Paul Sébillot (1843–1918) had become interested in popular traditions through his study of Breton dialects and their use in proverbs, songs, and customs. Founder and secretary-general of the Société des traditions populaires (1885) and of the Revue des traditions populaires (1886-1919) and Le folklore de France (4 vols, 1904-07), it was he who disseminated the term folk-lore (the savoir du peuple) in France, a term first used by William Thoms in 1846. A member of the Société d’Anthropologie (from which he drew his interest in material culture, typical of archeologists and ethnologists who were members of the association), Sebillot was an adept of its scientific materialism, which manifested itself mainly in his intention to inventorize, describe, and classify all subjects. His Le folklore de France is an example of this systematizing tendency.
Even if Sebillot’s work was criticized by his successor Arnold Van Gennep, Sébillot’s encyclopedism is still noticeable in Van Gennep’s Manuel de folklore français contemporain (1937-58). An ethnologist, Arnold Van Gennep (1873–1957) started a closer study of rural populations after having conducted research into remote and “primitive” cultures and civilizations. Indeed, according to him, folklore corresponded to the ethnography of rural populations of Europe; he is still renowned today for his Les rites de passage (1909).

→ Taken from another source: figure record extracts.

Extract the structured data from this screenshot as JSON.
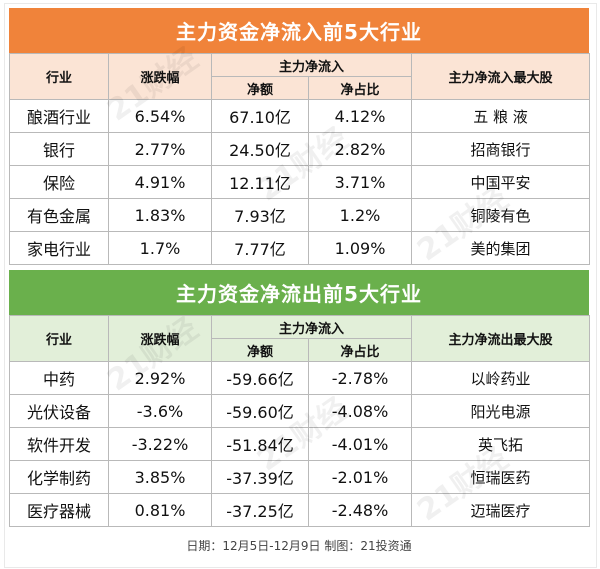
{
  "inflow": {
    "title": "主力资金净流入前5大行业",
    "headers": {
      "industry": "行业",
      "change": "涨跌幅",
      "group": "主力净流入",
      "net": "净额",
      "ratio": "净占比",
      "top_stock": "主力净流入最大股"
    },
    "rows": [
      {
        "industry": "酿酒行业",
        "change": "6.54%",
        "net": "67.10亿",
        "ratio": "4.12%",
        "stock": "五 粮 液"
      },
      {
        "industry": "银行",
        "change": "2.77%",
        "net": "24.50亿",
        "ratio": "2.82%",
        "stock": "招商银行"
      },
      {
        "industry": "保险",
        "change": "4.91%",
        "net": "12.11亿",
        "ratio": "3.71%",
        "stock": "中国平安"
      },
      {
        "industry": "有色金属",
        "change": "1.83%",
        "net": "7.93亿",
        "ratio": "1.2%",
        "stock": "铜陵有色"
      },
      {
        "industry": "家电行业",
        "change": "1.7%",
        "net": "7.77亿",
        "ratio": "1.09%",
        "stock": "美的集团"
      }
    ]
  },
  "outflow": {
    "title": "主力资金净流出前5大行业",
    "headers": {
      "industry": "行业",
      "change": "涨跌幅",
      "group": "主力净流入",
      "net": "净额",
      "ratio": "净占比",
      "top_stock": "主力净流出最大股"
    },
    "rows": [
      {
        "industry": "中药",
        "change": "2.92%",
        "net": "-59.66亿",
        "ratio": "-2.78%",
        "stock": "以岭药业"
      },
      {
        "industry": "光伏设备",
        "change": "-3.6%",
        "net": "-59.60亿",
        "ratio": "-4.08%",
        "stock": "阳光电源"
      },
      {
        "industry": "软件开发",
        "change": "-3.22%",
        "net": "-51.84亿",
        "ratio": "-4.01%",
        "stock": "英飞拓"
      },
      {
        "industry": "化学制药",
        "change": "3.85%",
        "net": "-37.39亿",
        "ratio": "-2.01%",
        "stock": "恒瑞医药"
      },
      {
        "industry": "医疗器械",
        "change": "0.81%",
        "net": "-37.25亿",
        "ratio": "-2.48%",
        "stock": "迈瑞医疗"
      }
    ]
  },
  "footer": "日期：12月5日-12月9日 制图：21投资通",
  "watermark": "21财经"
}
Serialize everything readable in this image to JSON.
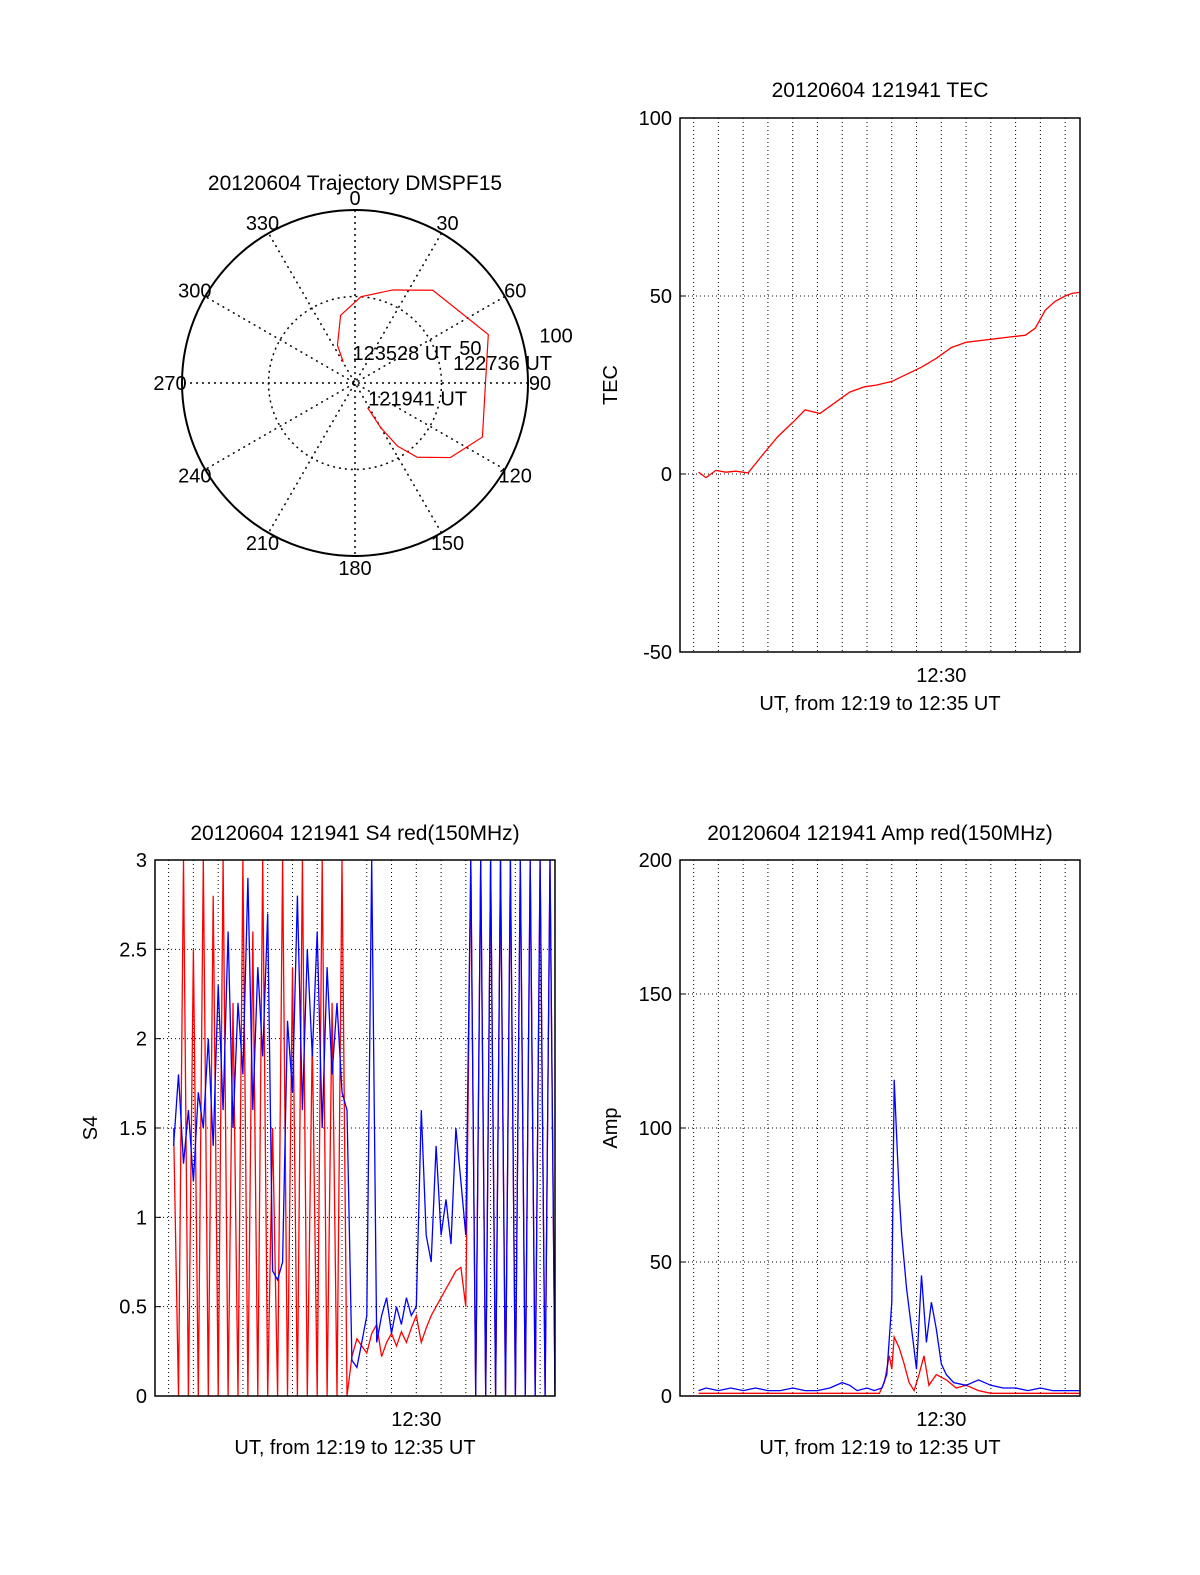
{
  "chart_data": [
    {
      "type": "polar",
      "title": "20120604 Trajectory DMSPF15",
      "angle_labels": [
        "0",
        "30",
        "60",
        "90",
        "120",
        "150",
        "180",
        "210",
        "240",
        "270",
        "300",
        "330"
      ],
      "radius_labels": [
        "50",
        "100"
      ],
      "rlim": [
        0,
        100
      ],
      "grid": true,
      "series": [
        {
          "color": "#ff0000",
          "points": [
            {
              "az": 153,
              "el": 16
            },
            {
              "az": 150,
              "el": 30
            },
            {
              "az": 146,
              "el": 44
            },
            {
              "az": 140,
              "el": 56
            },
            {
              "az": 128,
              "el": 70
            },
            {
              "az": 113,
              "el": 80
            },
            {
              "az": 70,
              "el": 82
            },
            {
              "az": 40,
              "el": 70
            },
            {
              "az": 22,
              "el": 58
            },
            {
              "az": 4,
              "el": 50
            },
            {
              "az": 348,
              "el": 40
            },
            {
              "az": 335,
              "el": 24
            },
            {
              "az": 331,
              "el": 14
            }
          ]
        }
      ],
      "annotations": [
        {
          "text": "121941 UT",
          "az": 152,
          "el": 10
        },
        {
          "text": "122736 UT",
          "az": 78,
          "el": 55
        },
        {
          "text": "123528 UT",
          "az": 346,
          "el": 18
        }
      ]
    },
    {
      "type": "line",
      "title": "20120604 121941 TEC",
      "xlabel": "UT, from 12:19 to 12:35 UT",
      "ylabel": "TEC",
      "x_tick_labels": [
        {
          "x": 30.0,
          "label": "12:30"
        }
      ],
      "xlim": [
        19.45,
        35.6
      ],
      "ylim": [
        -50,
        100
      ],
      "yticks": [
        -50,
        0,
        50,
        100
      ],
      "grid": true,
      "series": [
        {
          "color": "#ff0000",
          "x": [
            20.2,
            20.5,
            20.9,
            21.3,
            21.7,
            22.2,
            22.8,
            23.4,
            24.0,
            24.5,
            25.1,
            25.7,
            26.3,
            26.9,
            27.4,
            28.0,
            28.6,
            29.2,
            29.8,
            30.4,
            31.0,
            31.6,
            32.2,
            32.8,
            33.4,
            33.8,
            34.2,
            34.6,
            35.0,
            35.3,
            35.6
          ],
          "y": [
            0.5,
            -1.0,
            1.0,
            0.5,
            0.8,
            0.3,
            5.5,
            10.5,
            14.5,
            18.0,
            17.0,
            20.0,
            23.0,
            24.5,
            25.0,
            26.0,
            28.0,
            30.0,
            32.5,
            35.5,
            37.0,
            37.5,
            38.0,
            38.5,
            39.0,
            41.0,
            46.0,
            48.5,
            50.0,
            50.8,
            51.0
          ]
        }
      ]
    },
    {
      "type": "line",
      "title": "20120604 121941 S4 red(150MHz)",
      "xlabel": "UT, from 12:19 to 12:35 UT",
      "ylabel": "S4",
      "x_tick_labels": [
        {
          "x": 30.0,
          "label": "12:30"
        }
      ],
      "xlim": [
        19.45,
        35.6
      ],
      "ylim": [
        0,
        3
      ],
      "yticks": [
        0,
        0.5,
        1,
        1.5,
        2,
        2.5,
        3
      ],
      "grid": true,
      "series": [
        {
          "color": "#ff0000",
          "x": [
            20.2,
            20.4,
            20.6,
            20.8,
            21.0,
            21.2,
            21.4,
            21.6,
            21.8,
            22.0,
            22.2,
            22.4,
            22.6,
            22.8,
            23.0,
            23.2,
            23.4,
            23.6,
            23.8,
            24.0,
            24.2,
            24.4,
            24.6,
            24.8,
            25.0,
            25.2,
            25.4,
            25.6,
            25.8,
            26.0,
            26.2,
            26.4,
            26.6,
            26.8,
            27.0,
            27.2,
            27.4,
            27.6,
            27.8,
            28.0,
            28.2,
            28.4,
            28.6,
            28.8,
            29.0,
            29.2,
            29.4,
            29.6,
            29.8,
            30.0,
            30.2,
            30.4,
            30.6,
            30.8,
            31.0,
            31.2,
            31.4,
            31.6,
            31.8,
            32.0,
            32.2,
            32.4,
            32.6,
            32.8,
            33.0,
            33.2,
            33.4,
            33.6,
            33.8,
            34.0,
            34.2,
            34.4,
            34.6,
            34.8,
            35.0,
            35.2,
            35.4,
            35.6
          ],
          "y": [
            1.5,
            0.0,
            3.0,
            0.0,
            2.5,
            0.0,
            3.0,
            0.0,
            2.8,
            0.0,
            3.0,
            0.0,
            2.2,
            0.0,
            3.0,
            0.0,
            2.6,
            0.0,
            3.0,
            0.0,
            1.5,
            0.0,
            3.0,
            0.0,
            2.4,
            0.0,
            3.0,
            0.0,
            2.0,
            0.0,
            3.0,
            0.0,
            2.2,
            0.0,
            3.0,
            0.0,
            0.22,
            0.32,
            0.28,
            0.24,
            0.35,
            0.4,
            0.22,
            0.3,
            0.35,
            0.28,
            0.36,
            0.3,
            0.38,
            0.45,
            0.3,
            0.38,
            0.45,
            0.5,
            0.55,
            0.6,
            0.65,
            0.7,
            0.72,
            0.5,
            3.0,
            0.0,
            3.0,
            0.0,
            3.0,
            0.0,
            3.0,
            0.0,
            3.0,
            0.0,
            3.0,
            0.0,
            3.0,
            0.0,
            3.0,
            0.0,
            3.0,
            0.0
          ]
        },
        {
          "color": "#0000ff",
          "x": [
            20.2,
            20.4,
            20.6,
            20.8,
            21.0,
            21.2,
            21.4,
            21.6,
            21.8,
            22.0,
            22.2,
            22.4,
            22.6,
            22.8,
            23.0,
            23.2,
            23.4,
            23.6,
            23.8,
            24.0,
            24.2,
            24.4,
            24.6,
            24.8,
            25.0,
            25.2,
            25.4,
            25.6,
            25.8,
            26.0,
            26.2,
            26.4,
            26.6,
            26.8,
            27.0,
            27.2,
            27.4,
            27.6,
            27.8,
            28.0,
            28.2,
            28.4,
            28.6,
            28.8,
            29.0,
            29.2,
            29.4,
            29.6,
            29.8,
            30.0,
            30.2,
            30.4,
            30.6,
            30.8,
            31.0,
            31.2,
            31.4,
            31.6,
            31.8,
            32.0,
            32.2,
            32.4,
            32.6,
            32.8,
            33.0,
            33.2,
            33.4,
            33.6,
            33.8,
            34.0,
            34.2,
            34.4,
            34.6,
            34.8,
            35.0,
            35.2,
            35.4,
            35.6
          ],
          "y": [
            1.4,
            1.8,
            1.3,
            1.6,
            1.2,
            1.7,
            1.5,
            2.0,
            1.4,
            2.3,
            1.6,
            2.6,
            1.5,
            2.2,
            1.8,
            2.9,
            1.6,
            2.4,
            1.9,
            2.7,
            0.7,
            0.65,
            0.75,
            2.1,
            1.7,
            2.8,
            1.6,
            2.5,
            1.9,
            2.6,
            1.5,
            2.4,
            1.8,
            2.2,
            1.7,
            1.6,
            0.2,
            0.16,
            0.3,
            0.45,
            3.0,
            0.3,
            0.45,
            0.55,
            0.35,
            0.5,
            0.4,
            0.55,
            0.45,
            0.5,
            1.6,
            0.9,
            0.75,
            1.4,
            0.9,
            1.1,
            0.85,
            1.5,
            1.2,
            0.9,
            3.0,
            0.0,
            3.0,
            0.0,
            3.0,
            0.0,
            3.0,
            0.0,
            3.0,
            0.0,
            3.0,
            0.0,
            3.0,
            0.0,
            3.0,
            0.0,
            3.0,
            0.0
          ]
        }
      ]
    },
    {
      "type": "line",
      "title": "20120604 121941 Amp red(150MHz)",
      "xlabel": "UT, from 12:19 to 12:35 UT",
      "ylabel": "Amp",
      "x_tick_labels": [
        {
          "x": 30.0,
          "label": "12:30"
        }
      ],
      "xlim": [
        19.45,
        35.6
      ],
      "ylim": [
        0,
        200
      ],
      "yticks": [
        0,
        50,
        100,
        150,
        200
      ],
      "grid": true,
      "series": [
        {
          "color": "#ff0000",
          "x": [
            20.2,
            21.0,
            22.0,
            23.0,
            24.0,
            25.0,
            26.0,
            27.0,
            27.5,
            27.7,
            27.9,
            28.0,
            28.1,
            28.3,
            28.5,
            28.7,
            28.9,
            29.1,
            29.3,
            29.5,
            29.8,
            30.2,
            30.6,
            31.0,
            31.5,
            32.0,
            33.0,
            34.0,
            35.0,
            35.6
          ],
          "y": [
            1,
            1,
            1,
            1,
            1,
            1,
            1,
            1,
            1,
            5,
            15,
            10,
            22,
            18,
            12,
            5,
            2,
            8,
            15,
            4,
            8,
            6,
            3,
            4,
            2,
            1,
            1,
            1,
            1,
            1
          ]
        },
        {
          "color": "#0000ff",
          "x": [
            20.2,
            20.5,
            21.0,
            21.5,
            22.0,
            22.5,
            23.0,
            23.5,
            24.0,
            24.5,
            25.0,
            25.5,
            26.0,
            26.3,
            26.6,
            27.0,
            27.3,
            27.6,
            27.8,
            28.0,
            28.1,
            28.3,
            28.4,
            28.6,
            28.8,
            29.0,
            29.2,
            29.4,
            29.6,
            29.8,
            30.0,
            30.2,
            30.5,
            31.0,
            31.5,
            32.0,
            32.5,
            33.0,
            33.5,
            34.0,
            34.5,
            35.0,
            35.6
          ],
          "y": [
            2,
            3,
            2,
            3,
            2,
            3,
            2,
            2,
            3,
            2,
            2,
            3,
            5,
            4,
            2,
            3,
            2,
            3,
            8,
            35,
            118,
            75,
            60,
            40,
            25,
            10,
            45,
            20,
            35,
            25,
            12,
            8,
            5,
            4,
            6,
            4,
            3,
            3,
            2,
            3,
            2,
            2,
            2
          ]
        }
      ]
    }
  ]
}
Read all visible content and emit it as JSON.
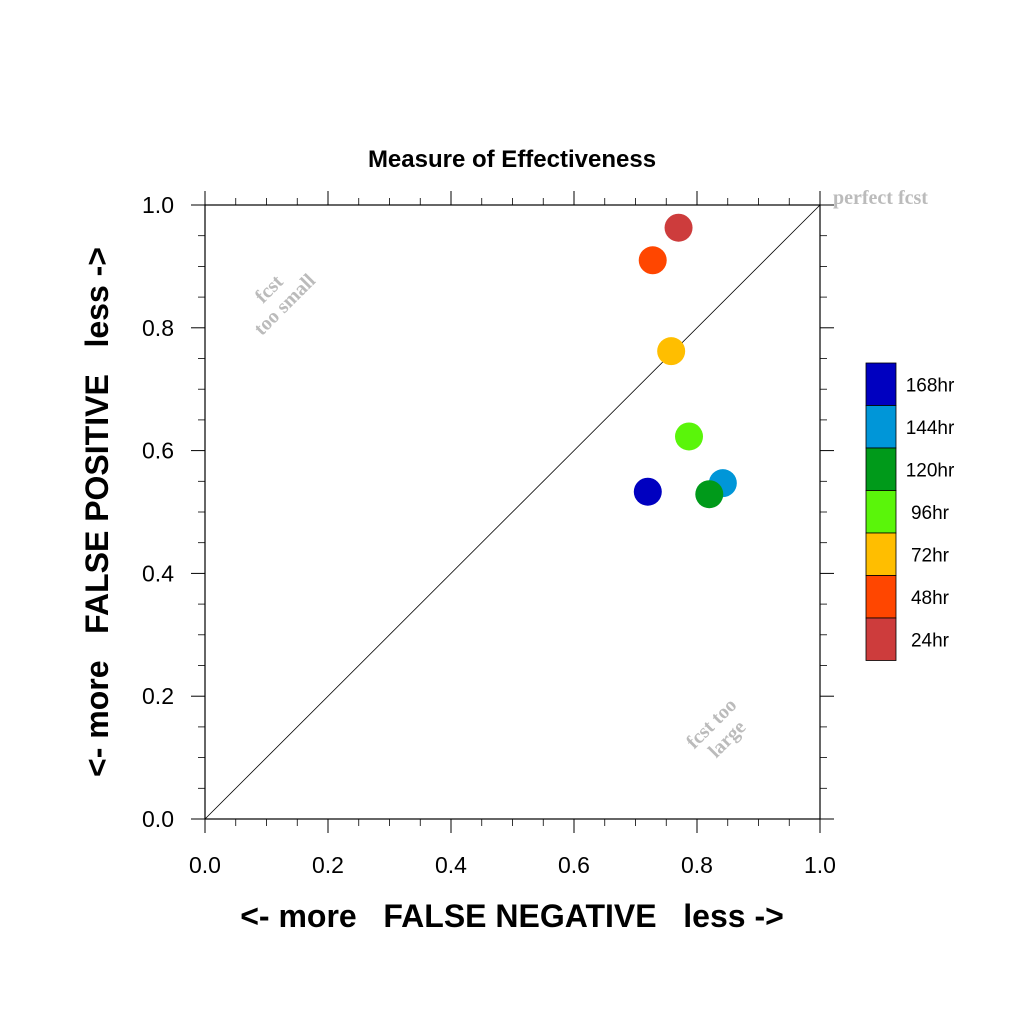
{
  "chart_data": {
    "type": "scatter",
    "title": "Measure of Effectiveness",
    "xlabel": "<- more   FALSE NEGATIVE   less ->",
    "ylabel": "<- more   FALSE POSITIVE   less ->",
    "xlim": [
      0.0,
      1.0
    ],
    "ylim": [
      0.0,
      1.0
    ],
    "x_ticks": [
      "0.0",
      "0.2",
      "0.4",
      "0.6",
      "0.8",
      "1.0"
    ],
    "y_ticks": [
      "0.0",
      "0.2",
      "0.4",
      "0.6",
      "0.8",
      "1.0"
    ],
    "grid": false,
    "reference_line": "diagonal y = x",
    "annotations": {
      "perfect": "perfect fcst",
      "small_line1": "fcst",
      "small_line2": "too small",
      "large_line1": "fcst too",
      "large_line2": "large"
    },
    "legend_position": "right",
    "series": [
      {
        "name": "168hr",
        "color": "#0000c0",
        "x": 0.72,
        "y": 0.533
      },
      {
        "name": "144hr",
        "color": "#0096d8",
        "x": 0.842,
        "y": 0.547
      },
      {
        "name": "120hr",
        "color": "#009a1a",
        "x": 0.82,
        "y": 0.529
      },
      {
        "name": "96hr",
        "color": "#5af50a",
        "x": 0.787,
        "y": 0.623
      },
      {
        "name": "72hr",
        "color": "#ffbe00",
        "x": 0.758,
        "y": 0.762
      },
      {
        "name": "48hr",
        "color": "#ff4600",
        "x": 0.728,
        "y": 0.91
      },
      {
        "name": "24hr",
        "color": "#cd3c3c",
        "x": 0.77,
        "y": 0.963
      }
    ]
  }
}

From its beginnings in the Napoleonic Description de l’Egypte, ethnography was also entangled with 19th-century Orientalism. In 1822, the newly-founded Société Asiatique had the purpose of studying the great Oriental civilizations, with, among its founders and early members, the Sanskritist Silvestre de Sacy (1758–1833), the Egyptologist Jean-François Champollion (1790–1832), and the Sinologist Pierre Rémusat (1788–1832). In 1859, the ethnologist and first Japanologist in France, Léon Prounol de Rosny (1837–1914), founded the Société d’ethnographie américaine et orientale (Société d’ethnographie from 1864 on). Rosny organized the first Congrès international des orientalistes, held in Paris in 1873; among the participants was the Semitic and biblical scholar Ernest Renan.